Dual-Color CRBN/CD138 Immunohistochemistry Assay for Measuring Cereblon Protein in Samples from Patients with Multiple Myeloma

Background: Cereblon (CRBN) is required for the antiproliferative activity of the IMiDs^® immunomodulatory drugs lenalidomide (LEN) and pomalidomide (POM) in multiple myeloma (MM), but its value as a biomarker of IMiD response remains unknown. We have shown a disconnect between CRBN mRNA and protein regulation, indicating that measurement of CRBN protein is critical. However, accurate quantification of CRBN protein levels is challenging due to scarcity of standardized and validated reagents and assays. Several publications have suggested that CRBN mRNA and/or protein levels detected with commercial reagents and assays correlate with LEN and/or POM treatment outcomes. In an effort to establish a standardized and validated approach for CRBN protein measurement in MM biopsies, we developed a dual bright-field immunohistochemistry (IHC) assay to measure CRBN levels in CD138+ MM cells.

Methods: Using the highly specific CRBN65 rabbit monoclonal antibody against amino acids 65-76 of human cereblon, a CRBN/CD138 dual IHC assay scored using the H-score method was developed and validated. H-scores range from 0 to 300 and are a result of the sum of the products for the percentage of tumor cells (0%-100%) and the intensity of staining (0-3). Since CRBN is a nuclear and cytoplasmic protein, both nuclear and cytoplasmic H-scores were recorded for each sample evaluated with the assay. The dual IHC assay with CRBN65 antibody was used to evaluate the high CRBN–expressing DF15 MM cell line and the low CRBN–expressing DF15R MM cell line (made resistant to POM), as well as bone marrow core biopsies or aspirate clots from 22 patients with MM. For comparison, the same set of samples were stained using a commercially available CRBN antibody in a single IHC assay format. To evaluate interpathologist score variation, H-scores were recorded by 3 pathologists examining the samples independently. Interassay variation was evaluated by staining serial sections of biopsies from the same patient in 3 different experiments and calculating the coefficient of variation (CV) among scores produced for each patient by the same pathologist.

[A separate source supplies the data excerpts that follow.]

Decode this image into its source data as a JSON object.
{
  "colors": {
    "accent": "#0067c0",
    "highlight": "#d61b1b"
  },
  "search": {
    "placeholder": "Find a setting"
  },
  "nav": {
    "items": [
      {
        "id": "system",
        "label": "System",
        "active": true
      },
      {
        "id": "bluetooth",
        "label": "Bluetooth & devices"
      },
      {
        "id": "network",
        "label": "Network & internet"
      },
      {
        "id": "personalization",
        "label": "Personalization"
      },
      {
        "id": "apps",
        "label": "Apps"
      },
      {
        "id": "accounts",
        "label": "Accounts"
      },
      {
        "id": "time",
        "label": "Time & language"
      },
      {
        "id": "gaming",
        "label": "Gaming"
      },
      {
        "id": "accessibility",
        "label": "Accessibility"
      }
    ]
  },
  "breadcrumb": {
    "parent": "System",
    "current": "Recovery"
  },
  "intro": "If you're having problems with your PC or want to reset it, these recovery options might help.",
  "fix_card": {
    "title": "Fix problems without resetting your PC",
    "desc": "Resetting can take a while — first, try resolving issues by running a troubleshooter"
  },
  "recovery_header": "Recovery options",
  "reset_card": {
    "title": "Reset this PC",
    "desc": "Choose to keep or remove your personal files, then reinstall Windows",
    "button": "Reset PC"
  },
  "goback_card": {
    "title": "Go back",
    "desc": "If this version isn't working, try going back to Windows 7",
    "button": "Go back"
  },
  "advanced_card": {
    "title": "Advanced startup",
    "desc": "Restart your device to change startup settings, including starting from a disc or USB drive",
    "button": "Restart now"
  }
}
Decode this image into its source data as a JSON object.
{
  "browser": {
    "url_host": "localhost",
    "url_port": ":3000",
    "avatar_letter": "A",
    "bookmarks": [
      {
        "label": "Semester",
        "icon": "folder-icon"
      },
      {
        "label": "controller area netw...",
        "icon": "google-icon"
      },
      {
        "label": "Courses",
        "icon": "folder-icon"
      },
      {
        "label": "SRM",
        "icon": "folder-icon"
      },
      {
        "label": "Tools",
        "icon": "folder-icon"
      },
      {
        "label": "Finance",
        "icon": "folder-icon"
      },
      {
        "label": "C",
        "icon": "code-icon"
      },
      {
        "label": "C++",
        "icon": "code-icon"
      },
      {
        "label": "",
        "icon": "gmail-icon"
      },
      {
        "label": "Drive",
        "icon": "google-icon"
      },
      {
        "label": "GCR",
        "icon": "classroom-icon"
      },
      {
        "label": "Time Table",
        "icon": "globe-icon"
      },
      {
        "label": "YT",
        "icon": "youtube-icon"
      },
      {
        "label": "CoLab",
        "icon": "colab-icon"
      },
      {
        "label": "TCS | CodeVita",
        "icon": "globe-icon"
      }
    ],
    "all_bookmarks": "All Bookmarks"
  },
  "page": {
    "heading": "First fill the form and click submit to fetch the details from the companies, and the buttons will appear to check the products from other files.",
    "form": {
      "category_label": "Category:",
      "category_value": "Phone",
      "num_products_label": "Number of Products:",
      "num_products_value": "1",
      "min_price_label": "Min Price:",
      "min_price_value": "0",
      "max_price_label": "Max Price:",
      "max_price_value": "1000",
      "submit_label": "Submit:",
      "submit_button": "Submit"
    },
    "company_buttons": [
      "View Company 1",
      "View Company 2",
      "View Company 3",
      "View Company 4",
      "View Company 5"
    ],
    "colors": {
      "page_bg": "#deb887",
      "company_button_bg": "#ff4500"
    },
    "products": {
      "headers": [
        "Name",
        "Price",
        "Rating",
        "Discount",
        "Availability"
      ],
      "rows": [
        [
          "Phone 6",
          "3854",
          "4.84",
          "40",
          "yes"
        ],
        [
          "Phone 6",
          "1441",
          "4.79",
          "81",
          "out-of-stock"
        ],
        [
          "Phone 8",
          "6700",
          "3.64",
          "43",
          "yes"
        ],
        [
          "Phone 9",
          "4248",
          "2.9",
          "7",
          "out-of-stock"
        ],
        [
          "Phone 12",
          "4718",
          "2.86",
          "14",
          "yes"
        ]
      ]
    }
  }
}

Results: The assay was specific and able to detect high CRBN levels in DF15 cells (cytoplasmic score = 190; nuclear score = 150) and low CRBN levels in DF15R cells (cytoplasmic score = 20; nuclear score = 30). The dual IHC assay was able to detect different CRBN staining levels in biopsies and clots from patients with MM, with average cytoplasmic H-scores ranging from 67 to 240 and nuclear H-scores ranging from 17 to 250. Compared with our dual assay, the single IHC assay performed with a commercial CRBN antibody demonstrated lack of specificity, did not detect nuclear CRBN, and showed similar immunoreactivity in the DF15 and DF15R cells. In addition, the commercial CRBN antibody had a narrow range of detection for CRBN (estimated) in patients with MM (Table). Interpathologist comparison of MM biopsy H-scores from 3 pathologists demonstrated high concordance (r2 = 0.73). Assay precision was shown for both cytoplasmic and nuclear CRBN in MM bone marrow biopsies, with CV values of 2% and 5%, respectively.

Conclusion: A dual CD138/CRBN IHC assay was developed to provide a reliable semiquantitative method to evaluate CRBN protein levels in both bone marrow core biopsies and clots from patients with MM that is specific, precise, and reproducible. The data highlight the requirement for standardization in the evaluation of CRBN expression. This assay will be used in future trials to assess the value of CRBN as a biomarker in MM and other hematologic malignancies.

^a Commercially available antibody for CRBN.

^b Values are estimated because tumor cell cannot be reliably identified.